Title
International Cooperation and the Logic of Networks: Europe and the Global System for Mobile Communications (GSM)
Author
David Bach
Date
1/01/2005
(Original Publish Date: 2000)
(Original Publish Date: 2000)
Abstract
Contrary to the United States, the European Union (EU) has established a single technical standard for second generation wireless telecommunications. The successful creation of the pan-European digital standard GSM is of utmost industrial significance. It has provided Europe's equipment manufacturing industry with a market large enough to exploit economies of scale and has thus enabled European manufacturers to become world leaders in the mobile communications industry. Given the centrality and crucial importance of wireless technology for the emerging information society and digital economy, the story of the establishment of GSM is of interest to anybody studying the growth and trajectory of digital technology and its commercial applications. After all, the nature of digital economies implies that control over network evolution translates into control over the architecture of the digital marketplace, as François Bar has argued.

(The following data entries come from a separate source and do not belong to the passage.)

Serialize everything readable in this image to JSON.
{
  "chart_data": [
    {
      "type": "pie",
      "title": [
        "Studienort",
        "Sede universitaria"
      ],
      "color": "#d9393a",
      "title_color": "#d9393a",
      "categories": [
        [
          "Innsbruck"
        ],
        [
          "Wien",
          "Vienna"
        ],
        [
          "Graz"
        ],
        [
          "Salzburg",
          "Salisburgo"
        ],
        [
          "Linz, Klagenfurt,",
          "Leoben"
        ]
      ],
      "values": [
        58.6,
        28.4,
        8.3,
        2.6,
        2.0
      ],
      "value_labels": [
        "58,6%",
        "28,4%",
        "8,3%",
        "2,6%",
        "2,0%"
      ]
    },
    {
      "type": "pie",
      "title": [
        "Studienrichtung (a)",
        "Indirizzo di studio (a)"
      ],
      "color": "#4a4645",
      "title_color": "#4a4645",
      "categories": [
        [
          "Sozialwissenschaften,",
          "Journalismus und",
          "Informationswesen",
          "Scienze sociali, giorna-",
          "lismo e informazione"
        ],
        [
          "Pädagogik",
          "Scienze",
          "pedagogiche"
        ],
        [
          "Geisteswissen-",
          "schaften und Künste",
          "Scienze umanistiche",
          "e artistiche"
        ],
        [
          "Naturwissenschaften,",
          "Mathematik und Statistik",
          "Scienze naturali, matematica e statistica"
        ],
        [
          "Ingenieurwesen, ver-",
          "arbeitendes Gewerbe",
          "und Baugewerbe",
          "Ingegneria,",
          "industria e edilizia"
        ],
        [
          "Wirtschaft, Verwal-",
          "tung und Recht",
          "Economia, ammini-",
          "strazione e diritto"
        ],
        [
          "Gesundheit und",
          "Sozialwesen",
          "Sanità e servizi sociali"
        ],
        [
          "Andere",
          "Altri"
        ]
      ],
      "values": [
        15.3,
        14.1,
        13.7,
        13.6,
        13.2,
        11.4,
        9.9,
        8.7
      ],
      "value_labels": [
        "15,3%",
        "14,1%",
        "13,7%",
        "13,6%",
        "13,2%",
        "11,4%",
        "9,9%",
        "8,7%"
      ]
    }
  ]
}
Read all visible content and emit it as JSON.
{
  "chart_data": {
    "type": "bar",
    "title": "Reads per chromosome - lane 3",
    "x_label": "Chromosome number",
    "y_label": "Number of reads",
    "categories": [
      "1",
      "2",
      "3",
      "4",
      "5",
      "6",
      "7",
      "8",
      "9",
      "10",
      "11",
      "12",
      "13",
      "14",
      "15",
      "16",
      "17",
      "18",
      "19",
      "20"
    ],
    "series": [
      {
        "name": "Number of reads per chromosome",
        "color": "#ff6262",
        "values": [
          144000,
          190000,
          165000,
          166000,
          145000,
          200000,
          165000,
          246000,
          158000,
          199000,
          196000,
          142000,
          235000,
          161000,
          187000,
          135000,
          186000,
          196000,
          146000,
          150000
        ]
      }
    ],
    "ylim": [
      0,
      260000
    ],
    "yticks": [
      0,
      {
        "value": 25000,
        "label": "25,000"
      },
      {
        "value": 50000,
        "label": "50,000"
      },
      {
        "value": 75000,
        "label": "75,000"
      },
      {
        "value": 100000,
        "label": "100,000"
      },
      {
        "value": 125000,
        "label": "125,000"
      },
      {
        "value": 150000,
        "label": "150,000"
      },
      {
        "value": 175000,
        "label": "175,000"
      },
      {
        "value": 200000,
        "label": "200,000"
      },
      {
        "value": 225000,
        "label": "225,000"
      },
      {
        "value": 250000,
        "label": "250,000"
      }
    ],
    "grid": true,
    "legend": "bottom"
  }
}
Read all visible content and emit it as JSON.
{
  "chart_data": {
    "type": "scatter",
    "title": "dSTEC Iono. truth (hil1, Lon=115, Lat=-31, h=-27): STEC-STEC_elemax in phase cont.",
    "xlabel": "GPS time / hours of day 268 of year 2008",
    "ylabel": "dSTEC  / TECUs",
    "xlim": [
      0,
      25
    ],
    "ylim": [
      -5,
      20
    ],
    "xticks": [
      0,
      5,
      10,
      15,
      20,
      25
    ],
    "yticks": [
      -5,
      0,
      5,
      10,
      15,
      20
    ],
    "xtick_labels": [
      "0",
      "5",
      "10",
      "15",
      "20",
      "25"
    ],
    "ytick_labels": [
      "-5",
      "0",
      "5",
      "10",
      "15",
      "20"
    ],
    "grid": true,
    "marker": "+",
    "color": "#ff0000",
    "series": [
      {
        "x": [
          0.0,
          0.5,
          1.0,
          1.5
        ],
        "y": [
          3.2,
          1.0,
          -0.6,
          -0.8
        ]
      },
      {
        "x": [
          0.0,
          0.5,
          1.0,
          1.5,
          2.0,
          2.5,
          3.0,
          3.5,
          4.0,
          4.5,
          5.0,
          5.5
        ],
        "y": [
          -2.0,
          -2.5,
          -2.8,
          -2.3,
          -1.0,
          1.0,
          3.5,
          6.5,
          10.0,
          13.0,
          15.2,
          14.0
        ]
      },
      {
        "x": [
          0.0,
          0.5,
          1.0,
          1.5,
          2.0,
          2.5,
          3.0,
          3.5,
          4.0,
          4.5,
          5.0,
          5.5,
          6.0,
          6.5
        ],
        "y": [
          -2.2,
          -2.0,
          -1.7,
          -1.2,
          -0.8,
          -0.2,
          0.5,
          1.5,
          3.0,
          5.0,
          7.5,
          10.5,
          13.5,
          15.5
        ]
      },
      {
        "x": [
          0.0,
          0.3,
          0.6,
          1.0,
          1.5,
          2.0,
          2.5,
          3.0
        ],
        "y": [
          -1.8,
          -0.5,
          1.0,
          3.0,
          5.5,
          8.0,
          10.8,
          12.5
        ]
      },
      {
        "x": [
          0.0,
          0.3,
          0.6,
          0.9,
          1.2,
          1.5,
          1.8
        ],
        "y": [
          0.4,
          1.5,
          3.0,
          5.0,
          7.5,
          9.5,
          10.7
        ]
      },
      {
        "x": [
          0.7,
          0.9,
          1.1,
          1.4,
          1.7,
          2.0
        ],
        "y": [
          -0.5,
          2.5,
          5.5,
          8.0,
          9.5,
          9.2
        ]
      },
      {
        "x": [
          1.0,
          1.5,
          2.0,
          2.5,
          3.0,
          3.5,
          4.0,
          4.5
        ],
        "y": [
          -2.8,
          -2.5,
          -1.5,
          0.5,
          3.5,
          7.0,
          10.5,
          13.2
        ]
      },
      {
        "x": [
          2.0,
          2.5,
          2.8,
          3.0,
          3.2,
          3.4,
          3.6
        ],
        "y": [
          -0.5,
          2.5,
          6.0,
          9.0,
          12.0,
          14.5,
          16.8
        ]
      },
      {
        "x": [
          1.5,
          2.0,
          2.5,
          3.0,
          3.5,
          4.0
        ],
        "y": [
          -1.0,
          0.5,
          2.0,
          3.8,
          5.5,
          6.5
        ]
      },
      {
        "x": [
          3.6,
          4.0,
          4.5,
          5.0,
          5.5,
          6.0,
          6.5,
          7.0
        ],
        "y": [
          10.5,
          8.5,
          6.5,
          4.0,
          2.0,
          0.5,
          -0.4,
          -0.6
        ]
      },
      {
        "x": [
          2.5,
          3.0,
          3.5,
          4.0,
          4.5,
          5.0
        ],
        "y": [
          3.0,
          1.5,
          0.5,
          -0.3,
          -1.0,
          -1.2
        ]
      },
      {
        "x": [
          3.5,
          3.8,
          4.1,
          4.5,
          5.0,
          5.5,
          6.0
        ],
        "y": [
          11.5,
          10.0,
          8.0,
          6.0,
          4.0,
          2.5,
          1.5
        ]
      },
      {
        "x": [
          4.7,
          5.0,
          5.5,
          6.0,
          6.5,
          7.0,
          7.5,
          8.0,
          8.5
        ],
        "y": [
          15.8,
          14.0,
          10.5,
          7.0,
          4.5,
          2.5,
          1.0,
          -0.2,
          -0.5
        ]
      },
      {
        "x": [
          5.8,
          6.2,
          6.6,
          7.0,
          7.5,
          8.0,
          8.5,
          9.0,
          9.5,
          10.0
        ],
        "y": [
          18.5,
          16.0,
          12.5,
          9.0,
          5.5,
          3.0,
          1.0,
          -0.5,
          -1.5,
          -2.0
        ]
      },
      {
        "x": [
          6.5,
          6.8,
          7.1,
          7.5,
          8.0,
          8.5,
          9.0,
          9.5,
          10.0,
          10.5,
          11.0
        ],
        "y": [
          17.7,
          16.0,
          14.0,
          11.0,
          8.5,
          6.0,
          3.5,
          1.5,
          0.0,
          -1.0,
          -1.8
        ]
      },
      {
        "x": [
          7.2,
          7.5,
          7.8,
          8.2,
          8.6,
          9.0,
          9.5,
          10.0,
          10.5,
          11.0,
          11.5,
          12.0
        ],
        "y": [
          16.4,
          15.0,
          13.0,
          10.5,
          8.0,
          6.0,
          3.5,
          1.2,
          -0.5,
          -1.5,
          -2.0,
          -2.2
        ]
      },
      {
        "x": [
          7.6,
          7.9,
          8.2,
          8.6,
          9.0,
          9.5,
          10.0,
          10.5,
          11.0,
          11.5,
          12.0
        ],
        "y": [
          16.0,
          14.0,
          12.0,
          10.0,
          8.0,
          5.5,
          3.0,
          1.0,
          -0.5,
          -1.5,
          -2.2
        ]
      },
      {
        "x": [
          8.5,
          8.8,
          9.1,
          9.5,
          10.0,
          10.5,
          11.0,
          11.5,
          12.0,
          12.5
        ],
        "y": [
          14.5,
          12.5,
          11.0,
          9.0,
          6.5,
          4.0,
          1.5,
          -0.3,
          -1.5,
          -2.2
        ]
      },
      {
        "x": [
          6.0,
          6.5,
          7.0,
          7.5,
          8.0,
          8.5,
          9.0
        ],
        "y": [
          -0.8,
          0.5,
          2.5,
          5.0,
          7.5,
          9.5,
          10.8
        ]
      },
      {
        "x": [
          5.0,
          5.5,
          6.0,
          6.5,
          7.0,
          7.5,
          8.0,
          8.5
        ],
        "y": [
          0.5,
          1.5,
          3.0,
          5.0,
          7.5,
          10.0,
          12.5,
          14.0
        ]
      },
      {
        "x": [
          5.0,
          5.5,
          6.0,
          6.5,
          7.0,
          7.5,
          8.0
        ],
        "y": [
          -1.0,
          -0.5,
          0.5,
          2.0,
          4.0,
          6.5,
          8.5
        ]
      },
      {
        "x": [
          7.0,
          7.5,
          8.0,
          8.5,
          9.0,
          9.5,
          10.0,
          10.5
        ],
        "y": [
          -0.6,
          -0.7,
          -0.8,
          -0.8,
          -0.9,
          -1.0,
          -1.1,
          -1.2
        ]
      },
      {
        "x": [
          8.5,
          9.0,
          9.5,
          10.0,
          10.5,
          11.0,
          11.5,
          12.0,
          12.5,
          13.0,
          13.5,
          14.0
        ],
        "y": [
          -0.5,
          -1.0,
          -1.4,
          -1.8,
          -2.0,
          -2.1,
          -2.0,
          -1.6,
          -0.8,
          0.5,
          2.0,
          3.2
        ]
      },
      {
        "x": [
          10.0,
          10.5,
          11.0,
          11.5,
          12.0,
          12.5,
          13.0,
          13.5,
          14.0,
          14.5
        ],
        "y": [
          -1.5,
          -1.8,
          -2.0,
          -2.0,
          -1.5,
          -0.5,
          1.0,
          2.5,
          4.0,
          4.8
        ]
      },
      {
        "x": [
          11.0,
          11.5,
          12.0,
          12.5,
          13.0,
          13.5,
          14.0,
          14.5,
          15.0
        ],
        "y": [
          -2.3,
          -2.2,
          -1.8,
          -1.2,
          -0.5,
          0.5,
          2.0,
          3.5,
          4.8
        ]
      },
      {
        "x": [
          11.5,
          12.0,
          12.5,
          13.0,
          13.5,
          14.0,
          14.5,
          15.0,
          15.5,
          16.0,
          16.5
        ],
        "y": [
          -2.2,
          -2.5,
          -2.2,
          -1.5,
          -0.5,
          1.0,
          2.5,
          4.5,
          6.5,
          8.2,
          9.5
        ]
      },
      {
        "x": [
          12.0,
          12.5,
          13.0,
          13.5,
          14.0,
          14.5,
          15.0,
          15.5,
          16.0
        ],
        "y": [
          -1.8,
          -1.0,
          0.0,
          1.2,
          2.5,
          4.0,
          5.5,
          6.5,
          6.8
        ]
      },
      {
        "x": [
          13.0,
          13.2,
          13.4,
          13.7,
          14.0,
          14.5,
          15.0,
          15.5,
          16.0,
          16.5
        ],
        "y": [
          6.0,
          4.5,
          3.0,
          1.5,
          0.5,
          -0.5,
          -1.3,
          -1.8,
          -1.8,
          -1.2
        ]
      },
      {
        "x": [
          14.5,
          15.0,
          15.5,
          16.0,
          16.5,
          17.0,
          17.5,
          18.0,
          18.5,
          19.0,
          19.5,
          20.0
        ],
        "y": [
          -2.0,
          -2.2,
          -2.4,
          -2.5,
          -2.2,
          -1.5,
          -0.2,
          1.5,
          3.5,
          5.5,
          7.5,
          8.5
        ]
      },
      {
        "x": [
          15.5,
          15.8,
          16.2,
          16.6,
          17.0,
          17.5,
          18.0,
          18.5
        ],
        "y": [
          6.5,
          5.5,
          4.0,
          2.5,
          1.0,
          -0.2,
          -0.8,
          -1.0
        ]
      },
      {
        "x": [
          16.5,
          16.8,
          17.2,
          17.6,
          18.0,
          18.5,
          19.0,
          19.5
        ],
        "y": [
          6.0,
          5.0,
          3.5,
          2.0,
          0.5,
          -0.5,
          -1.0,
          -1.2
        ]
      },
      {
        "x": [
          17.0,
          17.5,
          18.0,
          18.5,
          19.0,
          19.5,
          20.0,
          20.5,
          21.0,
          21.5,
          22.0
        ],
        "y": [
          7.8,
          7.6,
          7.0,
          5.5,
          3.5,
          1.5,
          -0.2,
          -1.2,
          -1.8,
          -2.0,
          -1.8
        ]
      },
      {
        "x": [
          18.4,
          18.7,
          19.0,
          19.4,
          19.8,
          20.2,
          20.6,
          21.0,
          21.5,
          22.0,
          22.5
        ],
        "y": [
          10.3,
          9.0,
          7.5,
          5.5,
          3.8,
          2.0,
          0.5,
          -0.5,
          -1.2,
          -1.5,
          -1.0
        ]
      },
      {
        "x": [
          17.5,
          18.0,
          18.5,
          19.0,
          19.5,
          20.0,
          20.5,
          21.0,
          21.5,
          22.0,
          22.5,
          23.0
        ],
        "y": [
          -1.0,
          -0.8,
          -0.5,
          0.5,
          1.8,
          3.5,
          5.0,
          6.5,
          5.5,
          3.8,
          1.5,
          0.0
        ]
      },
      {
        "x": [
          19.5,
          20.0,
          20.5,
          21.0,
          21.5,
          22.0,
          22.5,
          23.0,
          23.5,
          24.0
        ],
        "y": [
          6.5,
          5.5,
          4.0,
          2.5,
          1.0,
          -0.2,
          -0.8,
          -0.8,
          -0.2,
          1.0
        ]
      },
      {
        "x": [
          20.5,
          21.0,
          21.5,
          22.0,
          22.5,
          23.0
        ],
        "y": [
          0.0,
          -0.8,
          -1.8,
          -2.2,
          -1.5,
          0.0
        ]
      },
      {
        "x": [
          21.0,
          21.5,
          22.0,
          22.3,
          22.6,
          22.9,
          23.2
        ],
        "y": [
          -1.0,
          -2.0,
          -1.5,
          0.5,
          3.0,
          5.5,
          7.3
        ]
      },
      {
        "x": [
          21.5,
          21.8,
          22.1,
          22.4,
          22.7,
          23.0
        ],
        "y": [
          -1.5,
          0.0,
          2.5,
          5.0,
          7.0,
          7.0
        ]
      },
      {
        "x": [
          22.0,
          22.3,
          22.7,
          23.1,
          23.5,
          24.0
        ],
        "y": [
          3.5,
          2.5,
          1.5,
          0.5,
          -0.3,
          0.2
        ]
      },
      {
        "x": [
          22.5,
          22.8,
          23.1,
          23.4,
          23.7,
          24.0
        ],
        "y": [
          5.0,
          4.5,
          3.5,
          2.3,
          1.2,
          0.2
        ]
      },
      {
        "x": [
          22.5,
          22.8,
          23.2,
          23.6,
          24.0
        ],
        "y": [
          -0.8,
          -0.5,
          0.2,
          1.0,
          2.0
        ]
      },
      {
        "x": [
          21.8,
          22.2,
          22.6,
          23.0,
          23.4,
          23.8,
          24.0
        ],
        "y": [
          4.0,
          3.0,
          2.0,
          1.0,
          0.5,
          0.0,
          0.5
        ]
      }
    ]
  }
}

Hence, control of and influence over network evolution has global economic ramifications. In addition, however, the political process that enabled GSM featured pivotal supranational leadership in the form of European Commission initiatives in a domain that has traditionally been dominated by national players. Grasping standard setting in the case of GSM thus also contributes to an understanding of the changing governance patterns of the European economy and consequently is of interest to anybody concerned with issues of European integration as a whole.